Donald Trump has called Twitter and Facebook “boring” and suggested he’s not yet willing to return to the social media platforms, instead arguing that his own platform Truth Social is doing well.
“I’ve been invited back,” he told the Just the News, No Noise programme on the rightwing broadcaster Real America’s Voice on Monday. “It’s waiting, I guess. Twitter has close to 90 million people waiting. But I think I get a very strong word out on Truth, and there’s something very beautiful about it.”
The former president was suspended from Twitter, Instagram, and Facebook after the January 6, 2021 insurrection when a mob of his supporters laid siege to the US Congress in a failed attempt to block the certification of President Joe Biden’s 2020 election victory.
Mr Trump then started his own platform and appointed former California Republican Representative Devin Nunes to be the CEO of its parent company – the Trump Media and Technology Group.
“They want me back so badly on Twitter,” Mr Trump claimed on Monday. “They want me back on Google. They want us back badly on Facebook.”
He was reinstated on Twitter following its takeover by Tesla CEO and SpaceX founder Elon Musk.
“They do want us back badly,” Mr Trump said. “And they’ve made it open. But it’s become boring. You know, it’s boring. You have fake accounts. You have bots. TRUTH doesn’t have that.”
“They treated us very badly,” he argued. “You can’t help but remember that. If you don’t remember that, you’re very foolish. And I don’t like to be foolish. So we’ll see what happens.”
Mr Trump was reinstated on Twitter in November of last year but has yet to return to the platform.
Before Mr Musk took over Twitter, Mr Trump’s ban from the platform for inciting violence in relation to the insurrection appeared to have been permanent.
“The people have spoken,” Mr Musk wrote on 19 November. “Trump will be reinstated.”
He added: “Vox Populi, Vox Dei” – which is a Latin phrase meaning: “The voice of the people is the voice of God.”
Not long after the announcement, Mr Trump’s account was once again visible on Twitter and all of his past posts could be viewed again.
In his last tweet, posted on 8 January 2021, Mr Trump wrote, “to all of those who have asked, I will not be going to the inauguration on January 20th”.
The research director of the Shorenstein Center on Media, Politics and Public Policy, Joan Donovan, told CNN in January that “usually these companies do fly in a flock and whoever makes the first movements, other companies do tend to try to, in succession, follow behind because the initial company takes the biggest media hit and then the rest of them don’t suffer the reputational hit of being the first technology company to make a decision”.

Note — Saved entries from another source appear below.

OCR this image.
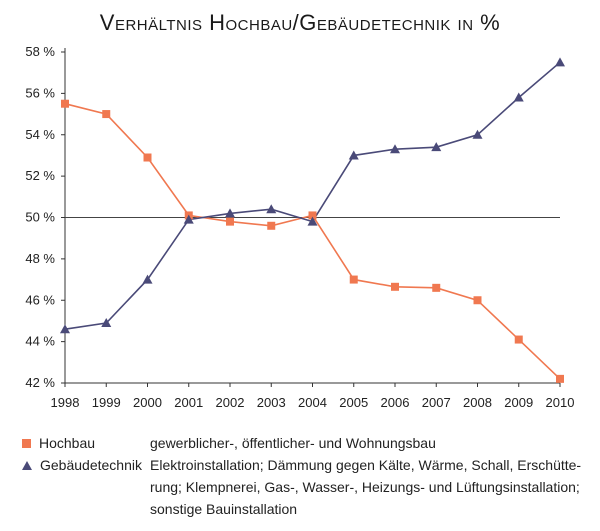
Verhältnis Hochbau/Gebäudetechnik in %
42 %
44 %
46 %
48 %
50 %
52 %
54 %
56 %
58 %
1998 1999 2000 2001 2002 2003 2004 2005 2006 2007 2008 2009 2010
Hochbau	gewerblicher-, öffentlicher- und Wohnungsbau
Gebäudetechnik Elektroinstallation; Dämmung gegen Kälte, Wärme, Schall, Erschütte-rung; Klempnerei, Gas-, Wasser-, Heizungs- und Lüftungsinstallation; sonstige Bauinstallation
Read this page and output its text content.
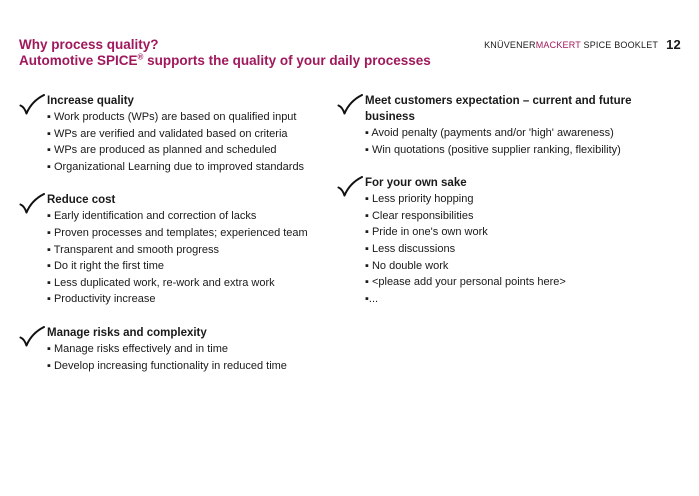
Why process quality?
Automotive SPICE® supports the quality of your daily processes
KNÜVENERMACKERT SPICE BOOKLET 12
Increase quality
▪ Work products (WPs) are based on qualified input
▪ WPs are verified and validated based on criteria
▪ WPs are produced as planned and scheduled
▪ Organizational Learning due to improved standards
Reduce cost
▪ Early identification and correction of lacks
▪ Proven processes and templates; experienced team
▪ Transparent and smooth progress
▪ Do it right the first time
▪ Less duplicated work, re-work and extra work
▪ Productivity increase
Manage risks and complexity
▪ Manage risks effectively and in time
▪ Develop increasing functionality in reduced time
Meet customers expectation – current and future business
▪ Avoid penalty (payments and/or 'high' awareness)
▪ Win quotations (positive supplier ranking, flexibility)
For your own sake
▪ Less priority hopping
▪ Clear responsibilities
▪ Pride in one's own work
▪ Less discussions
▪ No double work
▪ <please add your personal points here>
▪...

The President of Global Affairs of Facebook, former UK Deputy Prime Minister Nick Clegg, said last month when Facebook parent company Meta announced that Mr Trump would be allowed to return to the platform that “in the event that Mr Trump posts further violating content, the content will be removed and he will be suspended for between one month and two years, depending on the severity of the violation”.